CYP2D6 was the first reported polymorphism. CYP2D6 is responsible for the metabolism of over 40 drugs including many antidepressants, antiarrhythmics, analgesics and beta-blockers. Caucasians have an estimated incidence of 5-10% while Asian, African Americans, Arabs, Indians and Egyptians have a much lower incidence of < 2%. The clinical effect of the polymorphism dependents on whether the parent or the metabolite is the active compound. For most CYP2D6 drugs, a PM will have significant elevated plasma concentrations and possible toxicity. In the case of drugs with active metabolites formed by CYP2D6 (for example codeine), a PM may have a lack of clinical effect. The few studies that have evaluated the influence of sex on the incidence of PMs have not demonstrated a difference. In addition, the relative activity of CYP2D6 appears to be independent of sex.

CYP2C19 is responsible for the metabolism of S-mephenytoin, methylphenobarbital, omeprazole, phenytoin, diazepam and its active metabolite desmethyldiazepam. The incidence of poor metabolizers is 15-25% in the Asian population compared to 2-5 % found in the Caucasian and African-American populations . Only a few studies have reported an analysis of the influence of sex on the incidence of the polymorphism. In the 6 studies that reported the data, the incidence was smaller in females in 2 studies, the same in 2 studies and higher in one; however none of the differences were statistically different. There is evidence of a sex difference in activity of CYP2C19, which is ethnic dependent. There was no sex related difference in Swiss, Jordian, Saudi Arabian and Filipino populations; however Chinese and African-American females demonstrated higher activity than found in the male subjects.

CYP2C9 is responsible for the metabolism of warfarin, phenytoin, lorsortan, tolbutamide and several non-steroidal antiinflammatory drugs (NSAIDS). The incidence of poor metabolizers has been recently identified in both Caucasians and Asians and is approximately 1/300 to 1/500. The overall incidence of PM may be too low to identify sex-related differences. Limited, but conflicting data suggest that there may be sex-related differences in the activity of CYP2C9.

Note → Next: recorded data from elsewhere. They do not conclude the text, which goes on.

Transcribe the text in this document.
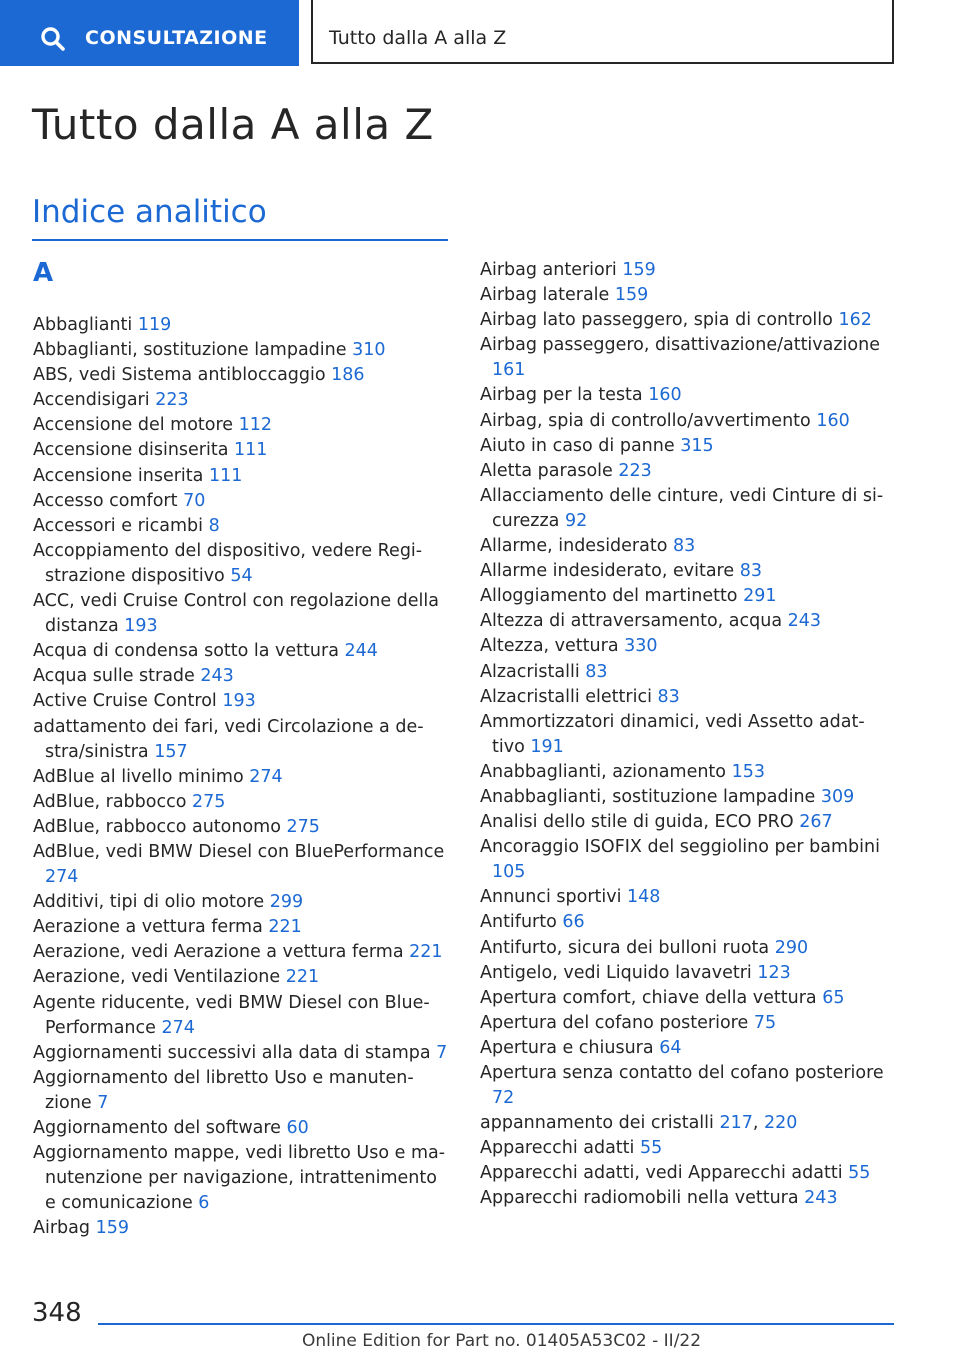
CONSULTAZIONE	Tutto dalla A alla Z
Tutto dalla A alla Z
Indice analitico
A
Abbaglianti 119
Abbaglianti, sostituzione lampadine 310
ABS, vedi Sistema antibloccaggio 186
Accendisigari 223
Accensione del motore 112
Accensione disinserita 111
Accensione inserita 111
Accesso comfort 70
Accessori e ricambi 8
Accoppiamento del dispositivo, vedere Registrazione dispositivo 54
ACC, vedi Cruise Control con regolazione della distanza 193
Acqua di condensa sotto la vettura 244
Acqua sulle strade 243
Active Cruise Control 193
adattamento dei fari, vedi Circolazione a destra/sinistra 157
AdBlue al livello minimo 274
AdBlue, rabbocco 275
AdBlue, rabbocco autonomo 275
AdBlue, vedi BMW Diesel con BluePerformance 274
Additivi, tipi di olio motore 299
Aerazione a vettura ferma 221
Aerazione, vedi Aerazione a vettura ferma 221
Aerazione, vedi Ventilazione 221
Agente riducente, vedi BMW Diesel con BluePerformance 274
Aggiornamenti successivi alla data di stampa 7
Aggiornamento del libretto Uso e manutenzione 7
Aggiornamento del software 60
Aggiornamento mappe, vedi libretto Uso e manutenzione per navigazione, intrattenimento e comunicazione 6
Airbag 159
Airbag anteriori 159
Airbag laterale 159
Airbag lato passeggero, spia di controllo 162
Airbag passeggero, disattivazione/attivazione 161
Airbag per la testa 160
Airbag, spia di controllo/avvertimento 160
Aiuto in caso di panne 315
Aletta parasole 223
Allacciamento delle cinture, vedi Cinture di sicurezza 92
Allarme, indesiderato 83
Allarme indesiderato, evitare 83
Alloggiamento del martinetto 291
Altezza di attraversamento, acqua 243
Altezza, vettura 330
Alzacristalli 83
Alzacristalli elettrici 83
Ammortizzatori dinamici, vedi Assetto adattivo 191
Anabbaglianti, azionamento 153
Anabbaglianti, sostituzione lampadine 309
Analisi dello stile di guida, ECO PRO 267
Ancoraggio ISOFIX del seggiolino per bambini 105
Annunci sportivi 148
Antifurto 66
Antifurto, sicura dei bulloni ruota 290
Antigelo, vedi Liquido lavavetri 123
Apertura comfort, chiave della vettura 65
Apertura del cofano posteriore 75
Apertura e chiusura 64
Apertura senza contatto del cofano posteriore 72
appannamento dei cristalli 217, 220
Apparecchi adatti 55
Apparecchi adatti, vedi Apparecchi adatti 55
Apparecchi radiomobili nella vettura 243
348
Online Edition for Part no. 01405A53C02 - II/22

CYP3A4 is the most abundant CYP in the human liver and is responsible for the metabolism of over 50% of all drugs. CYP3A4 activity does not demonstrate genetic polymorphism; however there is evidence of sex dependent differences in the metabolism of CYP3A4 drugs. Females demonstrate higher metabolism of many CYP3A4 drugs than found in males. There is evidence that there are also interethnic differences within females. Using 6-_-hydroxycortisol-cortisol ratio as a nonspecific marker of CYP3A4 activity, we found a 2-3-fold lower ratio in Chinese women compared to Caucasian women. This suggests that Chinese women may have less CYP3A4 activity than Caucasian women do.

In conclusion, there is only limited population data, however sex related differences in the incidences of poor metabolizer are unlikely. There are sex-related differences in the activity of the some of the CYP enzymes; which is ethnic dependent. Differences in ethnicity may mask potential sex related differences, if ethnicity is not taken into consideration in future studies.